Она вошла и опять увидела перед собой новое. Тут свету так же много, как и в первой комнате, даже еще больше, потому что окон больше. И такое все белое-пребелое, — стены, потолки, мебель, люди, — даже еще белее, чем было там, глаза слепит, не можешь как следует идти, идешь и останавливаешься, идешь и останавливаешься… В воздухе пахнет спиртом и еще чем-то, видно каким-то летучим лекарством: его выпустили здесь, а оно уже там и везде. Посреди комнаты узкий, длинный, подлиннее человеческого роста, стол, на колесиках.
Надьке велели лечь на этот разъезжающий по комнате стол.

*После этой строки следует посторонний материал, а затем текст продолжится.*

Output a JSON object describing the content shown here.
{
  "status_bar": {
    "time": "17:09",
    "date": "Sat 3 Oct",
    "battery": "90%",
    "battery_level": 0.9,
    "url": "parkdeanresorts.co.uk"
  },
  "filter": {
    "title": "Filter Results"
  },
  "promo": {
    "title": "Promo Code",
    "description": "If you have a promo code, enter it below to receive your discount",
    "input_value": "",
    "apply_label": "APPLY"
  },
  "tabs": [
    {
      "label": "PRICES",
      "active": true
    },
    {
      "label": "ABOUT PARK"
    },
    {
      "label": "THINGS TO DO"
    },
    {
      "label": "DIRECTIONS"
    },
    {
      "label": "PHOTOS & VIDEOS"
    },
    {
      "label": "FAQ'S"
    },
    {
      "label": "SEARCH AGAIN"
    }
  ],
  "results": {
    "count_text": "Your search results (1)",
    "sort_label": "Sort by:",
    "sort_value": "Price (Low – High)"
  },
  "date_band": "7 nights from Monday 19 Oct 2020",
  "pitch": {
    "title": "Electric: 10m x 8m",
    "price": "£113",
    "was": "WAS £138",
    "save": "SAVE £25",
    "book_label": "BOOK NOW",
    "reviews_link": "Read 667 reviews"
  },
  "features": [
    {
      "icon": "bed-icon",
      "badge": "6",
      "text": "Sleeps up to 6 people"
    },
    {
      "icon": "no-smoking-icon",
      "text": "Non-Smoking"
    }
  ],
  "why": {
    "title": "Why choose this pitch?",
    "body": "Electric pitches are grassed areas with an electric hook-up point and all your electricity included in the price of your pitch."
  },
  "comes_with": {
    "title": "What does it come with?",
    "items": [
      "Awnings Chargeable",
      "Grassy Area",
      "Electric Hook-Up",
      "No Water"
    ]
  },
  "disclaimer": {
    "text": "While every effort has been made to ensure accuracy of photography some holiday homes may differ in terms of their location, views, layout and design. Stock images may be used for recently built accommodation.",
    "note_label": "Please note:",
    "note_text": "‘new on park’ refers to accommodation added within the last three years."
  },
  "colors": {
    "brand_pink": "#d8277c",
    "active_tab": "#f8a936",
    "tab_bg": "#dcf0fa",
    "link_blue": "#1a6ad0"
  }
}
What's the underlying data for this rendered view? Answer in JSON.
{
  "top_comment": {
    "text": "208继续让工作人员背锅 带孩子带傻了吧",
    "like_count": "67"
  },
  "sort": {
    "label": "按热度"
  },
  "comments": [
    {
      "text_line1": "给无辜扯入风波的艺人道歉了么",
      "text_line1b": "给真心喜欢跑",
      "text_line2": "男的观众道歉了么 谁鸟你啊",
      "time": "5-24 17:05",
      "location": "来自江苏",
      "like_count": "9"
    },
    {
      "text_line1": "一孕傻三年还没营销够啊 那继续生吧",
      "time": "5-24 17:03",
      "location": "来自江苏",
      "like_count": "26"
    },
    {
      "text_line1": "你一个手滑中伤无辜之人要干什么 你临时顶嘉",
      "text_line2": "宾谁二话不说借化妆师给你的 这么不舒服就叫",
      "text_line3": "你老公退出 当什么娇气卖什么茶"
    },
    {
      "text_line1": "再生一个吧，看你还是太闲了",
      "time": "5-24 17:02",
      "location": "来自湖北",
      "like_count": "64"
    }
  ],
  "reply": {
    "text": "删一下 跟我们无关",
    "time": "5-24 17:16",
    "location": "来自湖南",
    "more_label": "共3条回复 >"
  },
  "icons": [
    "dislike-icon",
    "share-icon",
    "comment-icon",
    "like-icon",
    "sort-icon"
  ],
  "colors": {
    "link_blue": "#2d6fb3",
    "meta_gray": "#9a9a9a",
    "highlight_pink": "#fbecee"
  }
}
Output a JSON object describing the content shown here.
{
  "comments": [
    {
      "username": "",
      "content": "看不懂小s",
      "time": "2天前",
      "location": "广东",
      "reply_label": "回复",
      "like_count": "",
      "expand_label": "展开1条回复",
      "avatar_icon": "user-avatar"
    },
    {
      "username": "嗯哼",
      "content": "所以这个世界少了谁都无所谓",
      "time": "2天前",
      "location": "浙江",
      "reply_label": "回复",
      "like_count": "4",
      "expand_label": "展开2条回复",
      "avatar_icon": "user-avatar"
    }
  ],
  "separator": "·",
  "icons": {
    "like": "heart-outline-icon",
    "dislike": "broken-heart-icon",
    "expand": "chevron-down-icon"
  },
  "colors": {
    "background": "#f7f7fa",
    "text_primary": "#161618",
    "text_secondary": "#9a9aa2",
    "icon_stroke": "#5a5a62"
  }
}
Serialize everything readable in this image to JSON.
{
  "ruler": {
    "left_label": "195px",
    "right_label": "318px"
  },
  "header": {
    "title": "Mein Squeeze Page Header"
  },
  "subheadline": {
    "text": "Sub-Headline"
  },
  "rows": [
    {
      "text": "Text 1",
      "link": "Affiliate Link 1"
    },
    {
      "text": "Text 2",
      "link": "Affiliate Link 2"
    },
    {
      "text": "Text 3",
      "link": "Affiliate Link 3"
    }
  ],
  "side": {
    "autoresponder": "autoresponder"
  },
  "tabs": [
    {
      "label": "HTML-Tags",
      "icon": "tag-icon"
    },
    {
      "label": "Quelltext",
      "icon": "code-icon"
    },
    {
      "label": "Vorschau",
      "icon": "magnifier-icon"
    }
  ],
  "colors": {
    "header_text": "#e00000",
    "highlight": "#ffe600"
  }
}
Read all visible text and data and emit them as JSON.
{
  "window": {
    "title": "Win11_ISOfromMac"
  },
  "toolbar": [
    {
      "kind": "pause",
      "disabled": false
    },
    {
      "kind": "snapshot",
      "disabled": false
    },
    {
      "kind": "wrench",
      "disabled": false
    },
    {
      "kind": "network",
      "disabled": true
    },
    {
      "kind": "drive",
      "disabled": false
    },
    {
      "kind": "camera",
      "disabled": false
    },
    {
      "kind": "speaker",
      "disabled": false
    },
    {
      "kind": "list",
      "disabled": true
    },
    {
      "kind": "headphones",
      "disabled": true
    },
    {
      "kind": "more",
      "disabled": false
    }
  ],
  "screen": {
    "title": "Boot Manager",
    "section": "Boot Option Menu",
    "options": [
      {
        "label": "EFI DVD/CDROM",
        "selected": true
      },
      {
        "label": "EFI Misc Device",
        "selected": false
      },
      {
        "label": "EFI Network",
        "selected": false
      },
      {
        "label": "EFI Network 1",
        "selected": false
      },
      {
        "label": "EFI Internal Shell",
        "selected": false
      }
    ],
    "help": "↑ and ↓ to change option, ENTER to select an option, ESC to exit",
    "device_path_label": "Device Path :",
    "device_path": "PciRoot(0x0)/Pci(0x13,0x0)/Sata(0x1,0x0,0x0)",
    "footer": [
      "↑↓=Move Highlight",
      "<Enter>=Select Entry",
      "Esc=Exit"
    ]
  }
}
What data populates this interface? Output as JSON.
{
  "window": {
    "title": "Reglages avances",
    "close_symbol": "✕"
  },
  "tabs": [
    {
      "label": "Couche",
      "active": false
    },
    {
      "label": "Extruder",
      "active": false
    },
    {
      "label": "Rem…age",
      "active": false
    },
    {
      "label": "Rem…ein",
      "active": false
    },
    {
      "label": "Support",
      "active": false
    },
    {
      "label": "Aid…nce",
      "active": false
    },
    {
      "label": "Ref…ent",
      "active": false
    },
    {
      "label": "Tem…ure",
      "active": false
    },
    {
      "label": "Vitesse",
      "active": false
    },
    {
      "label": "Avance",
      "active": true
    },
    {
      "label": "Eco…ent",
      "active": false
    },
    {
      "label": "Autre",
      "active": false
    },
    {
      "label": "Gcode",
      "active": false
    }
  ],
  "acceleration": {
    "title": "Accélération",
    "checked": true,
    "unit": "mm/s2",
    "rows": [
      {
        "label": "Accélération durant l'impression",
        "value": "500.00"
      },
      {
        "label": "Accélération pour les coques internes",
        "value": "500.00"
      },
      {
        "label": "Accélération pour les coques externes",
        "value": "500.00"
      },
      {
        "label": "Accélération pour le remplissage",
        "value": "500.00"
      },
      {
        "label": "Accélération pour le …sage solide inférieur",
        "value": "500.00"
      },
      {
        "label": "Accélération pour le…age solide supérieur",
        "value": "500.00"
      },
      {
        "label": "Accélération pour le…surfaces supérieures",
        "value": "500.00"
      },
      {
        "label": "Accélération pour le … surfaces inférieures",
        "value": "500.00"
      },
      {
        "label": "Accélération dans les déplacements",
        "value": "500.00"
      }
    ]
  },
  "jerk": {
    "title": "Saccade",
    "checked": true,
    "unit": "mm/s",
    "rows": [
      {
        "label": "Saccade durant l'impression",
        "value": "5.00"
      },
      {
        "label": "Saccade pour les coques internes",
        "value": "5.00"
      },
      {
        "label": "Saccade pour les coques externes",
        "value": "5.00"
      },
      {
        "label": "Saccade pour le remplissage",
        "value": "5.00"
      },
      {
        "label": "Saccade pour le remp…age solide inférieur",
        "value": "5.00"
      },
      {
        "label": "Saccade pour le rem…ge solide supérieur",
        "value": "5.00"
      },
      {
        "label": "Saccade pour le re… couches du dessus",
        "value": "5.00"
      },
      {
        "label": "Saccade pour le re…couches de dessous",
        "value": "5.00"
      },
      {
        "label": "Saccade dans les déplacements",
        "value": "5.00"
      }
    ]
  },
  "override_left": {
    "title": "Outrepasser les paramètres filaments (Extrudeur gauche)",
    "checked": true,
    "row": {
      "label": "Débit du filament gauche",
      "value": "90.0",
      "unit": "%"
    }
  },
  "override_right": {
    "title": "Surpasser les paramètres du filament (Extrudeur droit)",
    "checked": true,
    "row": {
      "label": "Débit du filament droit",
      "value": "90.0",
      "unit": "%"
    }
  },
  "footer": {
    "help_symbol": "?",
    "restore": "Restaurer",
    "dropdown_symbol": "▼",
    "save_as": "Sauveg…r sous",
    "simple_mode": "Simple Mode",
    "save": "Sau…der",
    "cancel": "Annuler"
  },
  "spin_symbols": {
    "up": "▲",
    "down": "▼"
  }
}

Люди в халатах тотчас же обступили ее толпой, разместились вокруг стола, на котором она лежала, так, чтобы каждому хорошо было видно.
Завозились с ее правой рукой, приготавливали к чему-то култышку, выдвинули ее, положили на резиновую подушечку…
Наконец, со своим веселым и решительным видом, вошел из первой комнаты доктор. Протянул к фельдшерице вымытые розовые руки. Она стояла и чего-то лила на них из бутылочки тоненькой струйкой.
Потом откуда-то приехала к Надьке фельдшерица с другим маленьким столиком, тоже на колесиках, и бросила на доктора ожидающий взгляд. Доктор быстрым уверенным шагом подошел к Надьке, сделал кому-то из студентов знак, от белых фигур отделилась одна, прежняя, рыженькая, стриженая. Она отвернула Надькино лицо от приготовлений к окну и положила на голову девочки свои нежные женские руки. Надьке сразу стало и приятнее и спокойнее.